Fall asleep. Open my eyes. White room. Stupid, stupid dream people. Questions: What do you think about dragons? How old are you? How long have you lived in Vermont? Do you know anyone named Robert? What’s your passion in life? Do you know what a Fateturner is? They were an endless torture of my nights. How screwed up was my brain that it not only had to create a recurring dream, but one that seemed just real enough to make me angry and irritable in the morning. I became more tired each day just to stay awake another hour, maybe, at night. It didn’t work for long. Usually, at around midnight, I would fall asleep. In my chair, sitting on my bed, on my floor. One record night, I stayed up until three-thirty, but I could usually never manage later than one. It was like my brain was forcing me to sleep. One good thing did come of this, though: if my family noticed that I was drinking about three cups of coffee more just so I could avoid sleep, they didn’t comment on it.

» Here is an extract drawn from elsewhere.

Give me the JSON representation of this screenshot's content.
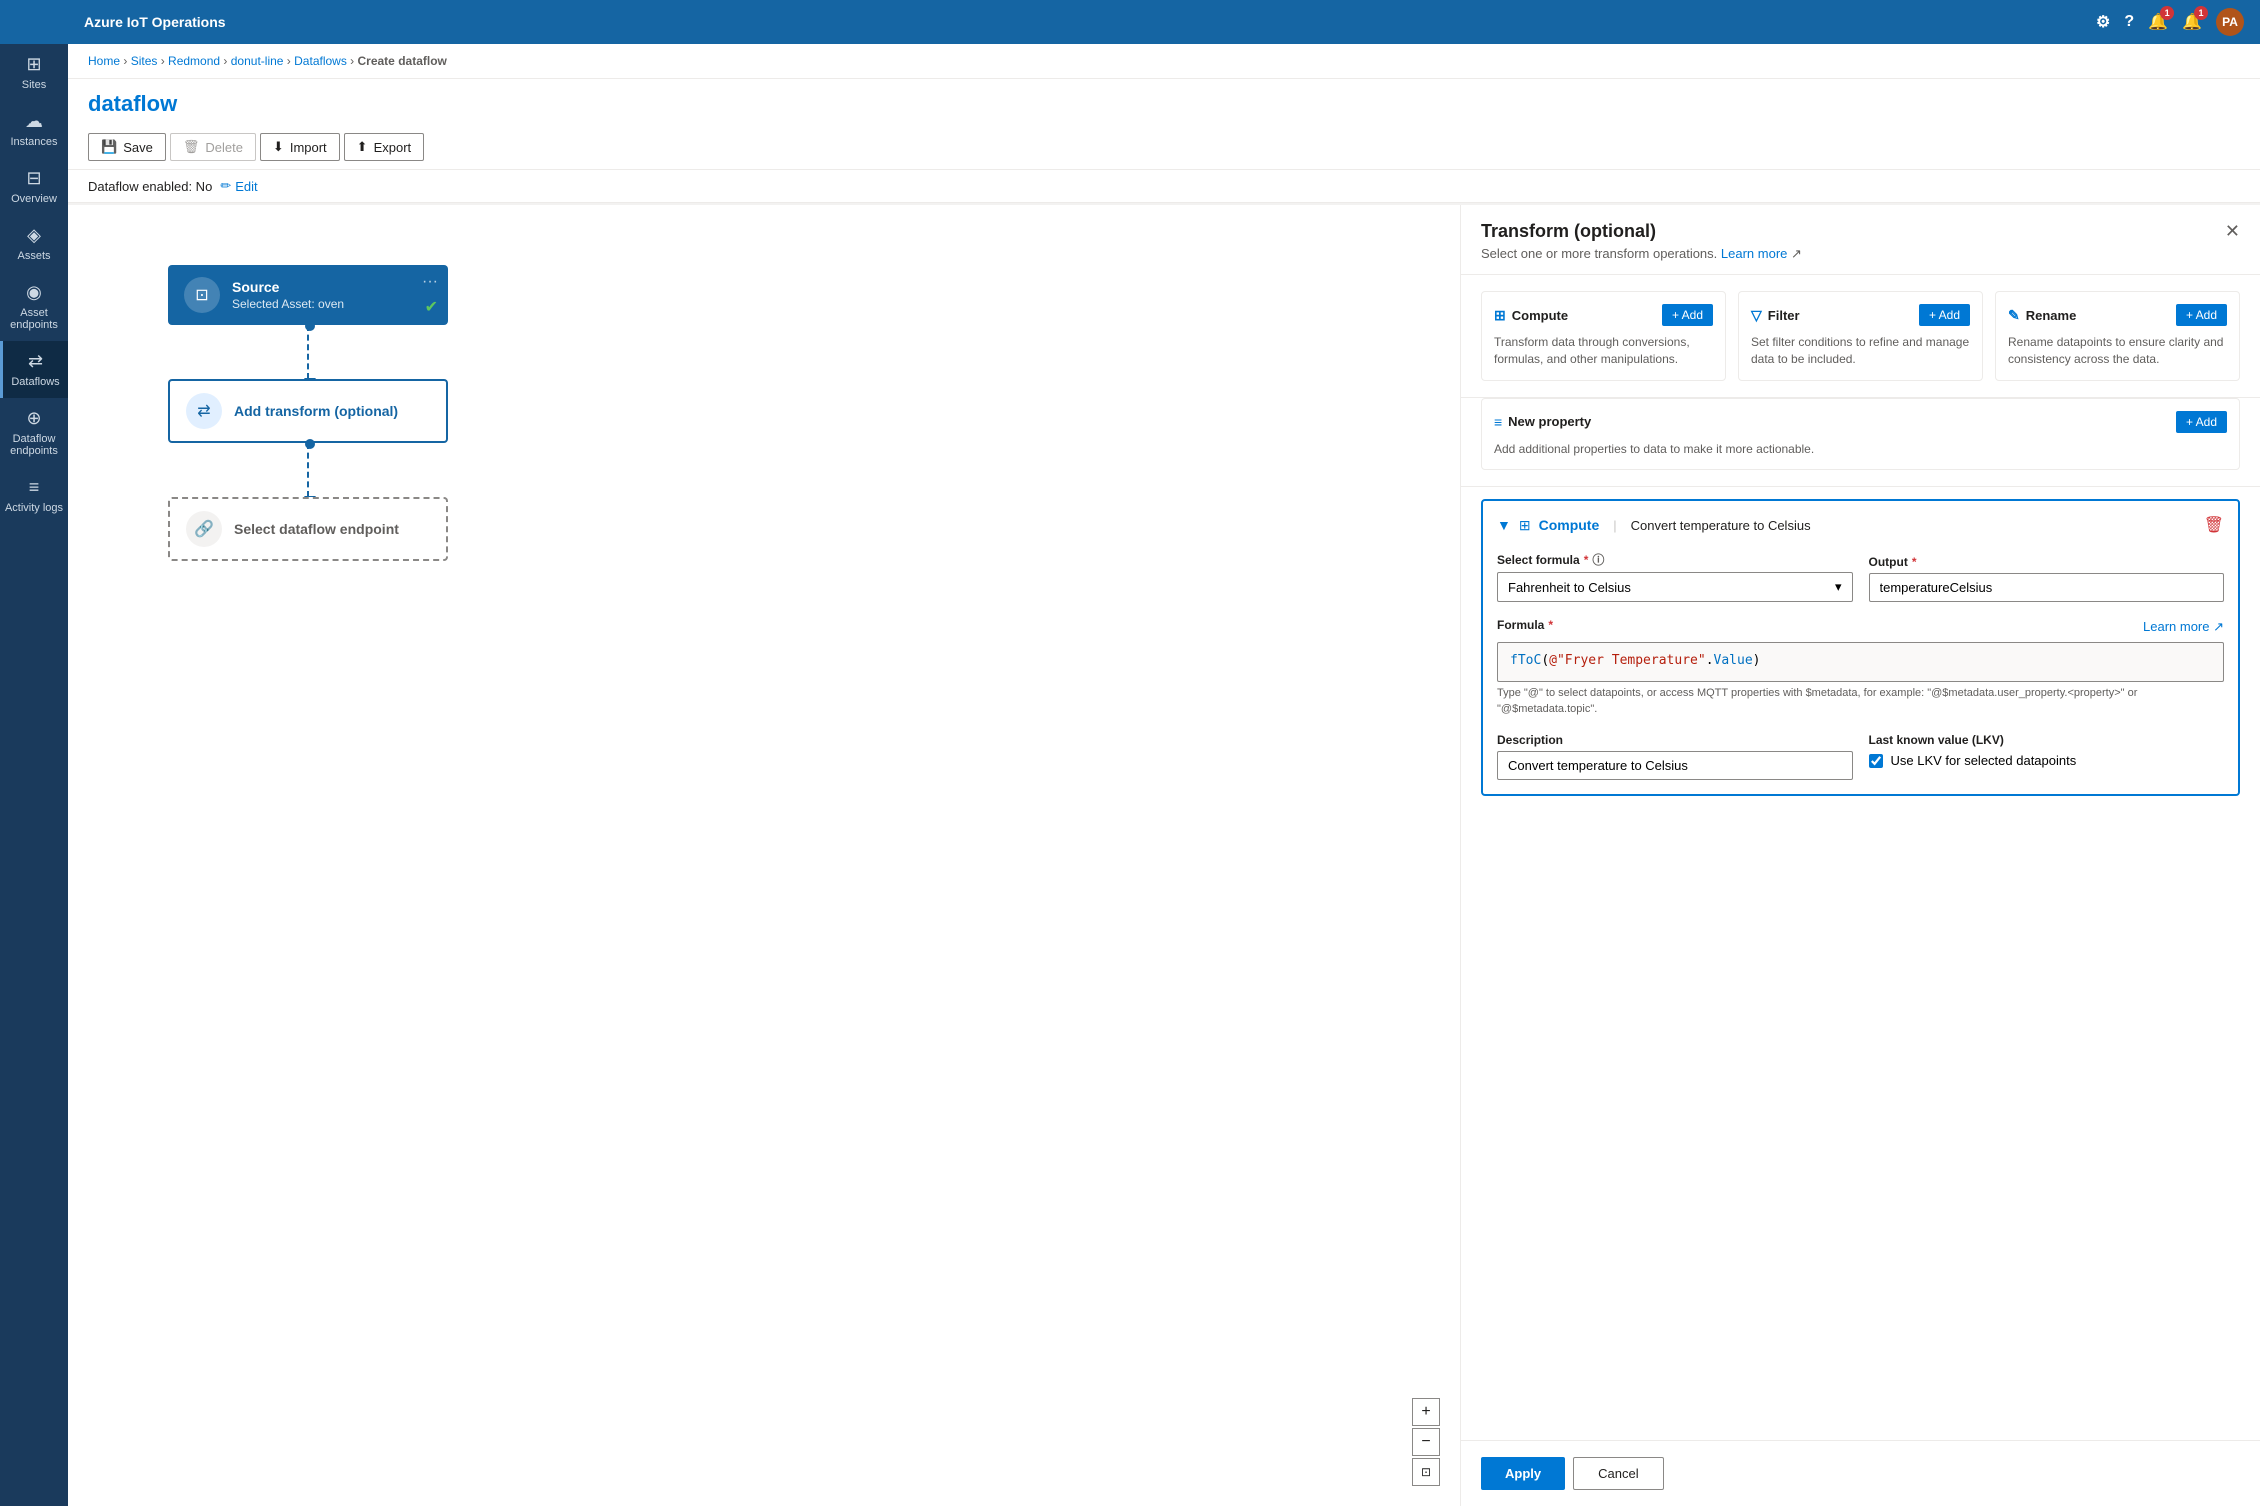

On December 23rd, as soon as I opened my eyes in the light colored room, blinked and took in Dream-Me, pacing, and blonde Peter Pan, sitting, he took both of my hands in his and asked, voice heavy: Have you seen an old man in red? His eyes are black as coal. This simple phrase took me by surprise, and I pulled my hands from his grip, scooting back. Dream-me stared me down with the disconcerting eyes we shared, before turning away to continue wearing a hole in the floor with her feet. “It didn’t happen like that,” she muttered, turning to the blond. “This is all too soon.”

The blond one just raised an eyebrow. “It’s your life, Ives. I don’t know how it happens.”

“That’s my nickname, you can’t have it,” I said, feeling sullen. I was tired of dreaming, I was tired of seeing the same two faces over and over.

Dream-Me glared me down angrily. “Are you not taking anything we’re trying to do seriously? We’re trying to prepare you for an eventuality, for a future you don’t give a shit about, so why don’t you listen for once and stop complaining!”

The outburst all seemed so very real, so very human, that it gave me pause, for just a moment, before I remembered that I too, could complain. “You’re dreams,” I said, finally. “You don’t mean anything. My future is my own.”

Dream Ivy looked morose. “Have fun dying,” she said, and then I woke up.


That night, I didn’t dream. As soon as my head hit the pillow, I was asleep, but blissfully so, in a field of black void of anything.

At exactly 2:37 A:M, as I lay, breathing even, tangled in sheets, the green stone grew warmer. It began to move, slowly, wobbling closer and closer until it tumbled off the windowsill onto the wooden floor. A spiderweb of cracks appeared.